The Timeline and Next Steps

  • HRI A&E in construction due to complete August 2023
  • New MSCP at CRH construction to commence 2023 and  complete by 2024
  • New Learning Centre at CRH to commence 2022 and complete by 2023
  • Commence Construction of New Clinical Build CRH in 2024
  • Complete Construction at CRH by 2026
  • Transition and Benefits from 2027


  • There is a compelling Case for Change of the need to reconfigure hospital services to improve the safety of services for patients.

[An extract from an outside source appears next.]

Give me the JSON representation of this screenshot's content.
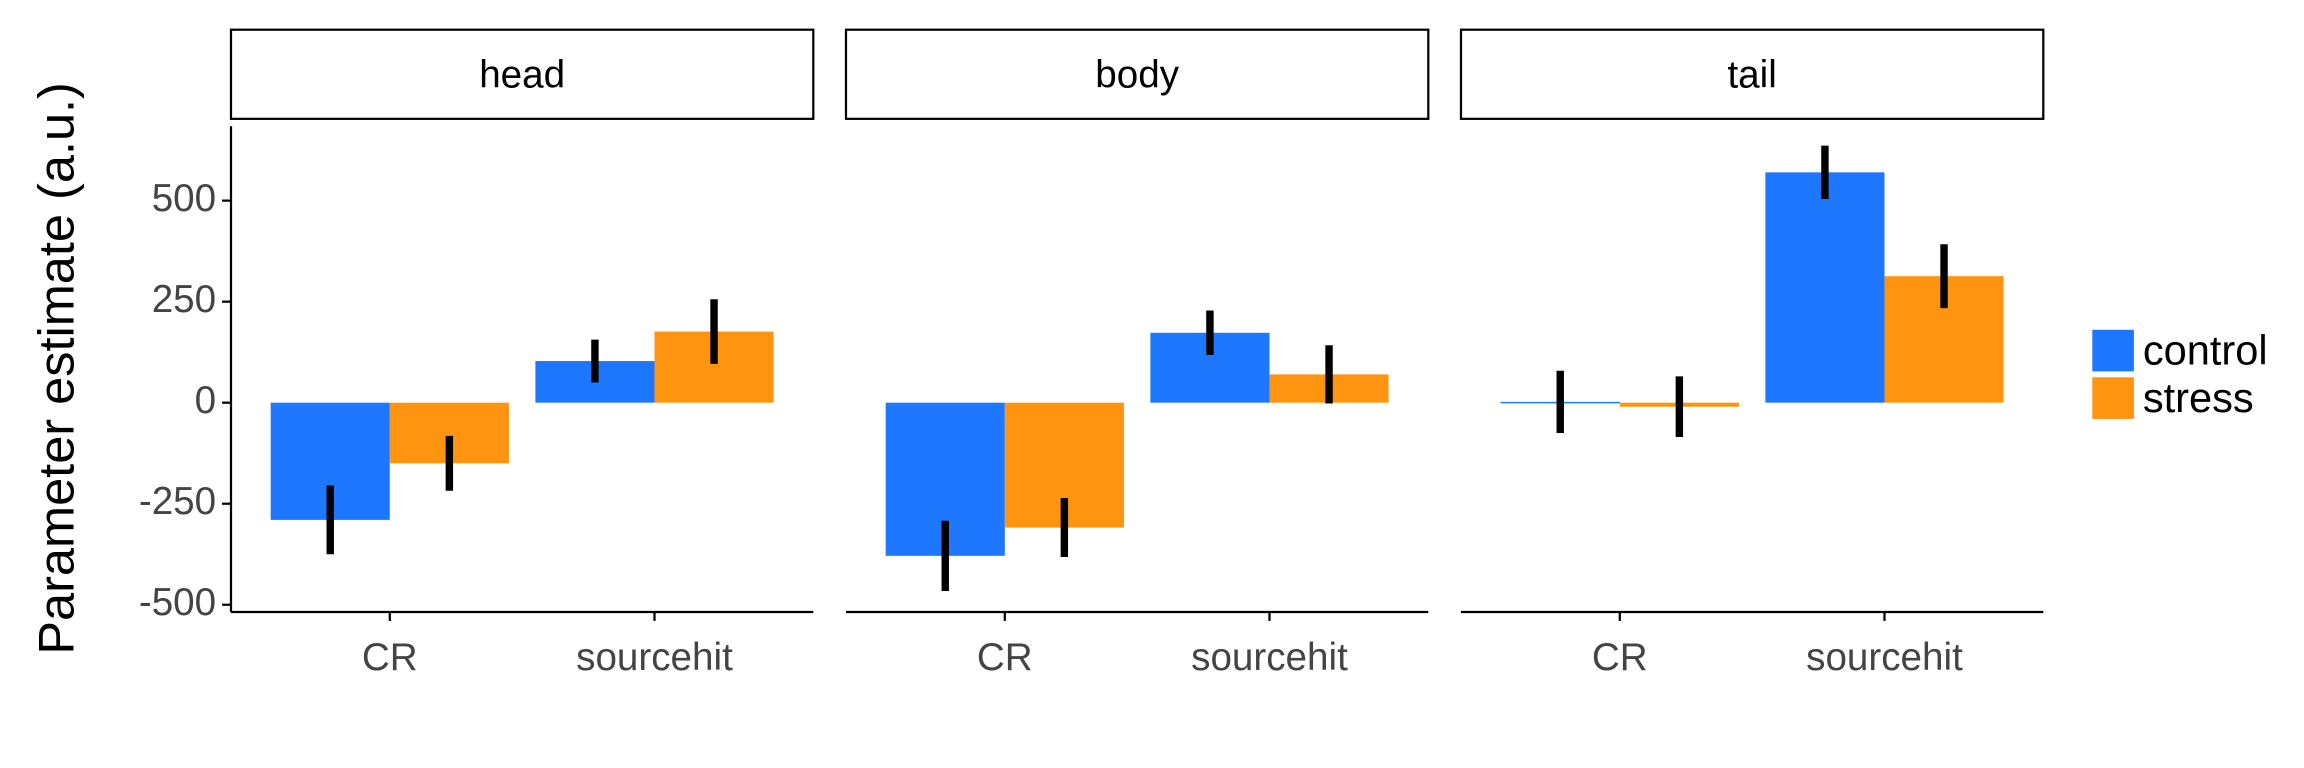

  • The plans have been extensively ‘tested’ and scrutinised by independent expert review, public consultation and scrutiny.
  • The Trust has listened to public and stakeholder views and modified the plans to respond.
  • The CHFT programme of service reconfiguration and estate investment is one of the most advanced NHS service reconfiguration and investment schemes nationally.
  • The reconfiguration will secure much needed capital investment of circa £200m into the local Calderdale and Huddersfield economy and deliver significant wellbeing and economic benefits for our local communities.